Memang Cafe itu belum terlalu lama didirikan, baru sekitar 2 tahunan. setiap harinya selalu ramai didatangi pelanggan. Cafe ini dibangun karena kerja keras Beno sendiri, bahkan dia juga lah yang selalu memberikan inovasi pada setiap menu cafe nya. Kali ini ternyata Beno ingin membuat minuman yang lain dari yang lain. Untuk itu Beno meminta Rey yang membuatnya. Karena Beno tau Rey punya kemampuan untuk membuat minuman yang enak. Seperti contoh saat Rey membuat minuman es pelangi lapis. Minuman itu langsung menjadi menu favorit di Cafe itu.
"Sudah kuduga. Apa kau akan terus memanfaatkan teman mu seperti ini." Rey mengambil map yang berisi dokumen di atas mejanya hendak memukul kepala Beno tapi langsung ditepis Beno.

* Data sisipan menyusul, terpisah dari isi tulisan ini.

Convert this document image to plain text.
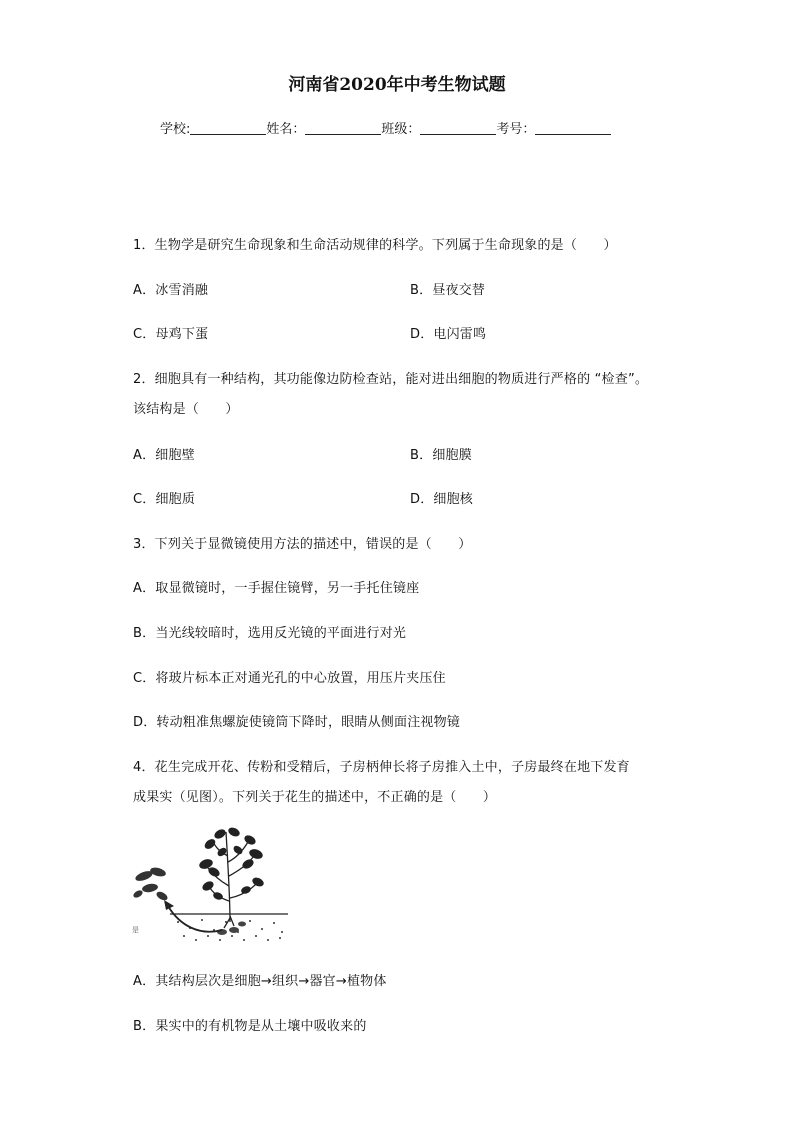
河南省2020年中考生物试题
学校:	姓名：	班级：	考号：
1．生物学是研究生命现象和生命活动规律的科学。下列属于生命现象的是（　　）
A．冰雪消融	B．昼夜交替
C．母鸡下蛋	D．电闪雷鸣
2．细胞具有一种结构，其功能像边防检查站，能对进出细胞的物质进行严格的 “检查”。
该结构是（　　）
A．细胞壁	B．细胞膜
C．细胞质	D．细胞核
3．下列关于显微镜使用方法的描述中，错误的是（　　）
A．取显微镜时，一手握住镜臂，另一手托住镜座
B．当光线较暗时，选用反光镜的平面进行对光
C．将玻片标本正对通光孔的中心放置，用压片夹压住
D．转动粗准焦螺旋使镜筒下降时，眼睛从侧面注视物镜
4．花生完成开花、传粉和受精后，子房柄伸长将子房推入土中，子房最终在地下发育
成果实（见图）。下列关于花生的描述中，不正确的是（　　）
是
A．其结构层次是细胞→组织→器官→植物体
B．果实中的有机物是从土壤中吸收来的
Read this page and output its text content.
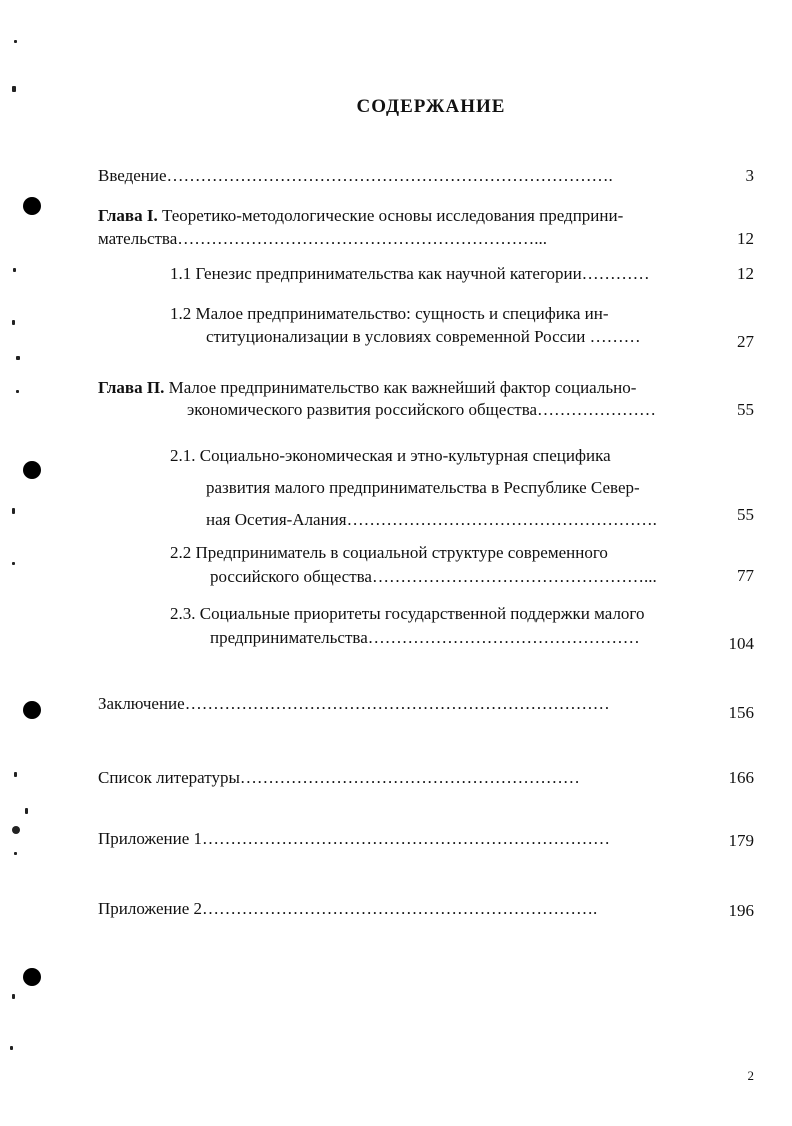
СОДЕРЖАНИЕ
Введение…………………………………………………………………….	3
Глава I. Теоретико-методологические основы исследования предприни-
мательства………………………………………………………...	12
1.1 Генезис предпринимательства как научной категории…………	12
1.2 Малое предпринимательство: сущность и специфика ин-
ституционализации в условиях современной России ………	27
Глава П. Малое предпринимательство как важнейший фактор социально-
экономического развития российского общества…………………	55
2.1. Социально-экономическая и этно-культурная специфика
развития малого предпринимательства в Республике Север-
ная Осетия-Алания……………………………………………….	55
2.2 Предприниматель в социальной структуре современного
российского общества…………………………………………...	77
2.3. Социальные приоритеты государственной поддержки малого
предпринимательства…………………………………………	104
Заключение…………………………………………………………………	156
Список литературы……………………………………………………	166
Приложение 1………………………………………………………………	179
Приложение 2…………………………………………………………….	196
2
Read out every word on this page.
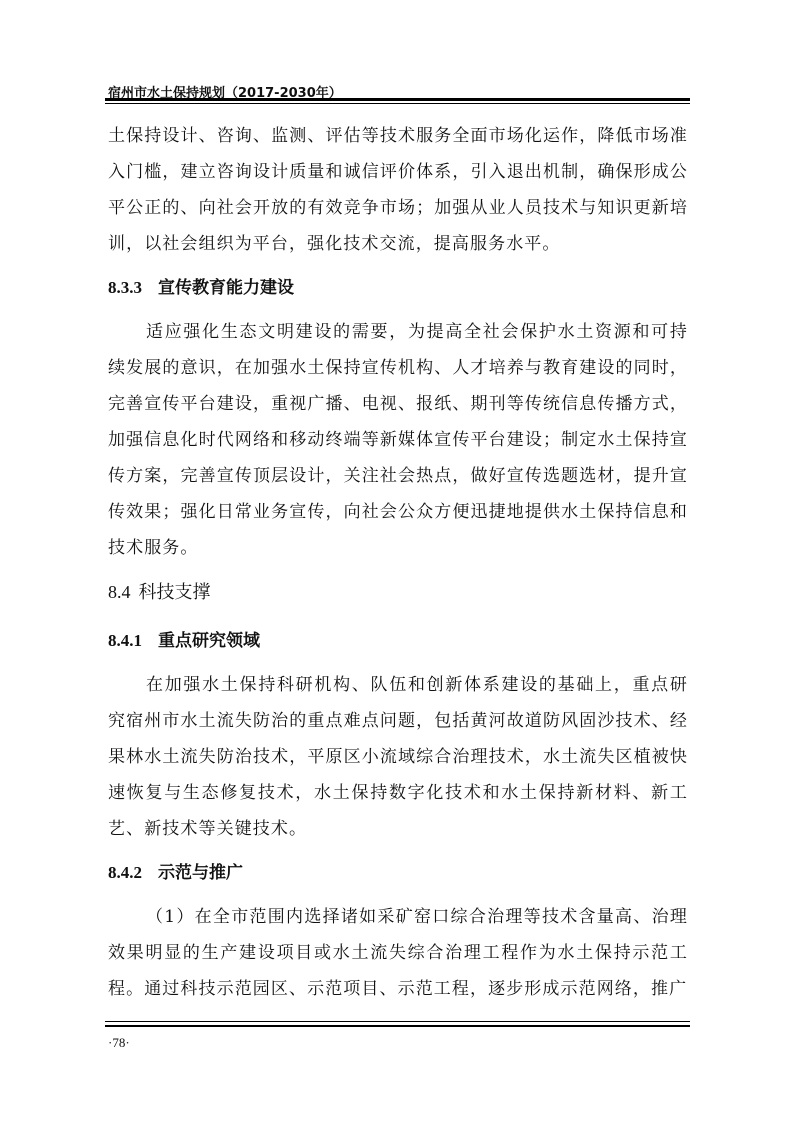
宿州市水土保持规划（2017-2030年）

土保持设计、咨询、监测、评估等技术服务全面市场化运作，降低市场准入门槛，建立咨询设计质量和诚信评价体系，引入退出机制，确保形成公平公正的、向社会开放的有效竞争市场；加强从业人员技术与知识更新培训，以社会组织为平台，强化技术交流，提高服务水平。

8.3.3 宣传教育能力建设

适应强化生态文明建设的需要，为提高全社会保护水土资源和可持续发展的意识，在加强水土保持宣传机构、人才培养与教育建设的同时，完善宣传平台建设，重视广播、电视、报纸、期刊等传统信息传播方式，加强信息化时代网络和移动终端等新媒体宣传平台建设；制定水土保持宣传方案，完善宣传顶层设计，关注社会热点，做好宣传选题选材，提升宣传效果；强化日常业务宣传，向社会公众方便迅捷地提供水土保持信息和技术服务。

8.4 科技支撑
8.4.1 重点研究领域

在加强水土保持科研机构、队伍和创新体系建设的基础上，重点研究宿州市水土流失防治的重点难点问题，包括黄河故道防风固沙技术、经果林水土流失防治技术，平原区小流域综合治理技术，水土流失区植被快速恢复与生态修复技术，水土保持数字化技术和水土保持新材料、新工艺、新技术等关键技术。

8.4.2 示范与推广

（1）在全市范围内选择诸如采矿窑口综合治理等技术含量高、治理效果明显的生产建设项目或水土流失综合治理工程作为水土保持示范工程。通过科技示范园区、示范项目、示范工程，逐步形成示范网络，推广

·78·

"Kau punya bakat yang aku tak punya Rey. Jadi kau harus memanfaatkan bakat itu dengan cara membantu ku. Bagaimana? Aku akan memberikan mu makan gratis selama sebulan penuh jika kau mau melakukannya."
Rey hanya mendelik mendengar penawaran Beno yang sudah sangat biasa itu.
"Aku tak membutuhkan itu tau. Baiklah aku akan coba membuatnya. Tapi jangan terus mendesak ku atau aku tidak akan melakukannya."
"Baiklah jika itu yang kau inginkan" Beno tersenyum lebar seraya menatap Rey dengan mata yang berbinar-binar karena senang.